Après mon café, j’irai me préparer dans la salle de bains. La présentation ça compte, me serinait ma mère.  Elle me détaillait des pieds à la tête chaque matin avant de me rendre à l’école. A mon retour, elle m'inspectait de la même manière. J'avais intérêt à revenir comme j'étais partie. Pas une tache sur mes vêtements. Brillante comme un sou neuf dans la boue des baraquements. 

 Je serai prête.

            Le plus beau jour de ma vie ! Après ma rencontre avec elle, la femme de ma vie, et la naissance de nos gosses. Elle m’a téléphoné dans la nuit. Nous avons parlé longuement.  Elle veut que je revienne à la maison.  Repartir sur des nouvelles bases. Faut cesser de reproduire l'absence tant reproché à mon père; un père commercial connu entre deux portes.  Je crois avoir compris certaines choses en moi que je voulais pas voir. Ma destruction et celle de ceux que j'aime. Cette fois, je vais vraiment arrêter de picoler et de passer mes nuits dehors. Aller voir quelqu'un pour me soigner. Ne pas les perdre. Plus jamais.
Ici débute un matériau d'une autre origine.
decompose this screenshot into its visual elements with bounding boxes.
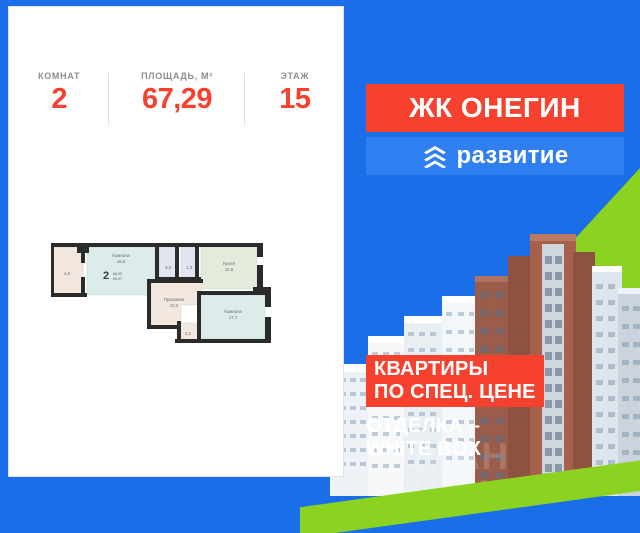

Ce soir, je rentre chez nous.

En attendant, je me serai bien passé d’accomplir cette putain de tâche. Nous sortons tous les trois de l’ascenseur. Je connais l’un des deux types avec moi. On le surnomme le charognard.  Personne le supporte. Jamais aucun échantillon d’humanité dans ses petits yeux fuyants. Certes, il a un boulot pas facile. Mais, contrairement à ses collègues huissiers, il en rajoute et profite de son pouvoir. Un sourire satisfait après chaque expulsion de locataire. A croire qu'il jouit de la merde des autres.

 Son appartement est le 122. Un mot sur sa porte : c’est ouvert. Sans doute sourde ou trop grabataire pour se déplacer. Faudra peut-être l'aide des services sociaux. Je frappe par principe. Derrière moi, le souffle impatient du charognard.  Je laisse passer quelques secondes pour l’emmerder et ouvre.

 Une très forte odeur de produit d'entretien règne dans l’appartement. Une télé est allumée à fond. A peine entré, le charognard appelle les déménageurs qui attendent au pied de l’immeuble. Il râle parce que rien n'est mis en cartons. Je l'aurais bien étranglé ce con.

Qu'est-ce ce que je déteste les expulsions de locataires. Jamais j'ai vidé de chez eux des imposés sur la fortune ou des mis en examen du haut du panier. Je suis pas entré chez les flics pour mettre les pauvres encore plus dans la merde. Surtout quand il y a des gosses. Et aujourd'hui, une femme de 72 ans. 

 Elle nous attend dans son salon.Vêtue d’une robe bleue clair, elle est assise de profil. Son regard posé sur la baie vitrée. Elle a les mains posées sur le canapé.

Je toussote et lance un « Bonjour Madame  »pour annoncer notre présence. Pas la mondre réaction. Ma grand-mère somnolait souvent comme ça devant la télé.  Je m'approche d'elle. Faut la réveiller en douceur.

         Expulsée à perpétuité.

Cette nouvelle est inspirée du suicide de Janine (72 ans) dans son appartement de Vénissieux.